SMALL CHAMBER ENSEMBLE - Language Instruction (2003) - cl, vn, vc, pno


Duration
- 15:00

clarinet, violin, violoncello, piano

Commissioned by the Fromm Foundation for a consortium of: Contrasts Quartet; Present Music; Auros Group for New Music; Mallarme Chamber Players; SOLI Chamber Ensemble

The centerpiece was Derek Bermel’s ‘Language Instruction’ (2003), an amusing full ensemble work based on the rhythms and gestures of language tapes. The clarinet was, in effect, the voice on the tape, and the other instruments were the students — variously willing or difficult, competent or bumbling — who must repeat the phrases. Mr. Bermel spins this interaction into an increasingly chaotic fantasy that would have been perfectly at home on a program with Berio’s Sequenza III.
— New York Times
Derek Bermel is to be congratulated for making his mixed quartet Language Instruction (2003) a splendidly effective example of the theatre piece genre. The “plot,” a clever send-up of classroom teaching, brims with perfectly timed humor without using dialogue nothing is obscure or overstays its welcome. Best of all, theres musical as well as dramatic logic at work here. One can imagine successfully perceiving the work on a purely aural level without visual cues.
— New Music Conoisseur

score & Parts Rental

North/South America, Asia (Peer)
Europe, Australia, New Zealand (Faber)

Find all of Derek Bermel’s works on Peer Music Classical.


ProGram Notes

I began working on "Language Instruction" while studying Brazilian Portuguese language tapes. During the piece the players assume quasi-theatrical roles. The clarinet attempts to "teach" various phrases to the string players, with particular emphasis on the inflections. The players respond with uncertainty at first, and at different speeds. The cellist parrots the phrases faster and more eagerly, the violinist more timidly. As with the language-tape process, the learning progresses slowly, with the "teacher" often breaking down the phrases into constituent parts and combining them with other phrases. Because of the slow speed of retention, the piece at times takes on a "minimalist" form.

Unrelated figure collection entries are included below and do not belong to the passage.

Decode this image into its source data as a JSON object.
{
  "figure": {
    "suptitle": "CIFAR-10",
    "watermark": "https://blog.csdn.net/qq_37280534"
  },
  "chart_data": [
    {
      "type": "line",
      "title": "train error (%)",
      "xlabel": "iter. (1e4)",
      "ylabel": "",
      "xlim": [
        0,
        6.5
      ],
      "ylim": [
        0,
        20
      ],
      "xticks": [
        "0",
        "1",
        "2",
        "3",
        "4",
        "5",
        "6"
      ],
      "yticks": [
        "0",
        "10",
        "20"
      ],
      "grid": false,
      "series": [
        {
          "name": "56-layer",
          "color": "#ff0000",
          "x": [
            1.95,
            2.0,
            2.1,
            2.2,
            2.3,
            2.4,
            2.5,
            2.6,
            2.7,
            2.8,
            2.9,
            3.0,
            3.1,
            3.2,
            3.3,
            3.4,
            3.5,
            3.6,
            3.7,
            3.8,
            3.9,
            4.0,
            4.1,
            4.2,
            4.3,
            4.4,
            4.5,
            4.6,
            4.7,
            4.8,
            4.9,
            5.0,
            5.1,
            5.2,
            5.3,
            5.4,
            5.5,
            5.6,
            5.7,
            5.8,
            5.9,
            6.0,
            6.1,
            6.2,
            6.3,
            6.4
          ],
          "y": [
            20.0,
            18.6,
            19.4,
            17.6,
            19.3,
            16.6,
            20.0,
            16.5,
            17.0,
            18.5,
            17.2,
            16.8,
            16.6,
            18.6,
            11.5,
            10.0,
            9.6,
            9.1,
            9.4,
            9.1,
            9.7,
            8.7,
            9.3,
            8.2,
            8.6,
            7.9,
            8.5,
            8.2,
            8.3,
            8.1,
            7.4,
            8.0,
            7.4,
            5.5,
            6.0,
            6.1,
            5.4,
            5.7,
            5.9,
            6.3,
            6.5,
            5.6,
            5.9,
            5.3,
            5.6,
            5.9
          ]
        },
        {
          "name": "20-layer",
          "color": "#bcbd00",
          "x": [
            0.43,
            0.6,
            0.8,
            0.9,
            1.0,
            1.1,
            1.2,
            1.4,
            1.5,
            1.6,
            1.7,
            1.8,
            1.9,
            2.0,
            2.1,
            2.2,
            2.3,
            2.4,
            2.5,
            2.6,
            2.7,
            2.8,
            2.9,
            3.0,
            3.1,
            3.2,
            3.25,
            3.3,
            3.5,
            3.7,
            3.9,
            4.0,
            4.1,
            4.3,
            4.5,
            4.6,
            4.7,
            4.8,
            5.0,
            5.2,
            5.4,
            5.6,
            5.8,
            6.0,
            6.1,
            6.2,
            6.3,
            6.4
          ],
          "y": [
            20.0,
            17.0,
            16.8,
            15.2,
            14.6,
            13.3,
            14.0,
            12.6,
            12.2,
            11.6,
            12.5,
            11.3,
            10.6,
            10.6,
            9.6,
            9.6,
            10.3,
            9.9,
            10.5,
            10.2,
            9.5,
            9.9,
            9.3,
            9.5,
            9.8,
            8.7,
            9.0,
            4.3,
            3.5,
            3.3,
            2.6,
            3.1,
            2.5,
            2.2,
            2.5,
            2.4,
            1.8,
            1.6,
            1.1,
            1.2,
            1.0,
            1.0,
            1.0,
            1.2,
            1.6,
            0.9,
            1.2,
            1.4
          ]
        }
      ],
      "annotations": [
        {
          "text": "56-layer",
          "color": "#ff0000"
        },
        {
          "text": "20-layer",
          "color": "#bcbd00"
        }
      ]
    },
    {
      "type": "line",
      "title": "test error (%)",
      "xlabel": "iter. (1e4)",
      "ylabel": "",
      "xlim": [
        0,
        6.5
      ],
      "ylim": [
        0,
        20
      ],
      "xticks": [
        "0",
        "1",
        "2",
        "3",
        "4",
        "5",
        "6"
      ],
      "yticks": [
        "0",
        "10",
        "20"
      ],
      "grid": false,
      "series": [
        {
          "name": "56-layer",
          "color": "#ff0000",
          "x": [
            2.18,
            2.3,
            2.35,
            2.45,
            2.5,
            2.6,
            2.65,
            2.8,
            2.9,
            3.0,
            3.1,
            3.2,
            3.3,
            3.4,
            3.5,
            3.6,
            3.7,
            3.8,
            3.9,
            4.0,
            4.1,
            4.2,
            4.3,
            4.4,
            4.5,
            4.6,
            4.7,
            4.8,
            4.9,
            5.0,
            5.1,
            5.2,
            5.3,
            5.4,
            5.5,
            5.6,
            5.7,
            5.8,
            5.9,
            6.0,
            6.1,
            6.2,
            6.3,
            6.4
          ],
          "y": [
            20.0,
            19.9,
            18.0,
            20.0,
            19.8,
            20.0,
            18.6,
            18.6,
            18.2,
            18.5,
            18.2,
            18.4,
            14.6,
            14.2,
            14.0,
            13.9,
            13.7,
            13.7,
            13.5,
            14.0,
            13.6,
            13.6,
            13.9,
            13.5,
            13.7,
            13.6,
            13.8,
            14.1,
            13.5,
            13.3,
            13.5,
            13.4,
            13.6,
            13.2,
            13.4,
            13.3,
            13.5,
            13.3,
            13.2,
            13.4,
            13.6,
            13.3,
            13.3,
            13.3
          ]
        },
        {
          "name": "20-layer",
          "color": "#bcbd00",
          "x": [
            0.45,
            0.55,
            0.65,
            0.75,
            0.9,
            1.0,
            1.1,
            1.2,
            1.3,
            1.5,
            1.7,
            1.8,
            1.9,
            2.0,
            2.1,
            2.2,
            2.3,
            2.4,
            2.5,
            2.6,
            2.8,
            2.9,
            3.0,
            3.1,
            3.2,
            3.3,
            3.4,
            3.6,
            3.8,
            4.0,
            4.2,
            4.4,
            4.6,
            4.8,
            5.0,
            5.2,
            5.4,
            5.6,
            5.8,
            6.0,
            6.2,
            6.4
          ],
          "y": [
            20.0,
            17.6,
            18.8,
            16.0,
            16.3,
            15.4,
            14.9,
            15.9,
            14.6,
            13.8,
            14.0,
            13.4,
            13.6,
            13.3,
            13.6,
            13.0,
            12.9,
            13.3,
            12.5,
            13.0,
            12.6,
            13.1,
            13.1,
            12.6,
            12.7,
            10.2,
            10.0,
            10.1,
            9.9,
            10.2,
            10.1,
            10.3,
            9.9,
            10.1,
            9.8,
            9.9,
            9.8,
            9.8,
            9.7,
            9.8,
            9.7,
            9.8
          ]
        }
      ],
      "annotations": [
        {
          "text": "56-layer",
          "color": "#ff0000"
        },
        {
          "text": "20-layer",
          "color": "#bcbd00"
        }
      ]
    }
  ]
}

It soon becomes clear that one student in the "class" poses a particular difficulty. The pianist cannot imitate the inflections correctly, being unable to gliss along a single note. This proves frustrating for the pianist, who is eager to participate in the lessons. After various tantrums, he/she discovers a solution--adapt the phrases to fit the instrument's particular limits (or "accent"). This moment proves to be a significant event in the drama, and the string players, intrigued, begin to switch allegiance to their new "teacher".

Throughout the piece the players should attempt to muster an actor's conviction in conveying the quirks of their own character and developing their relationships to the other players.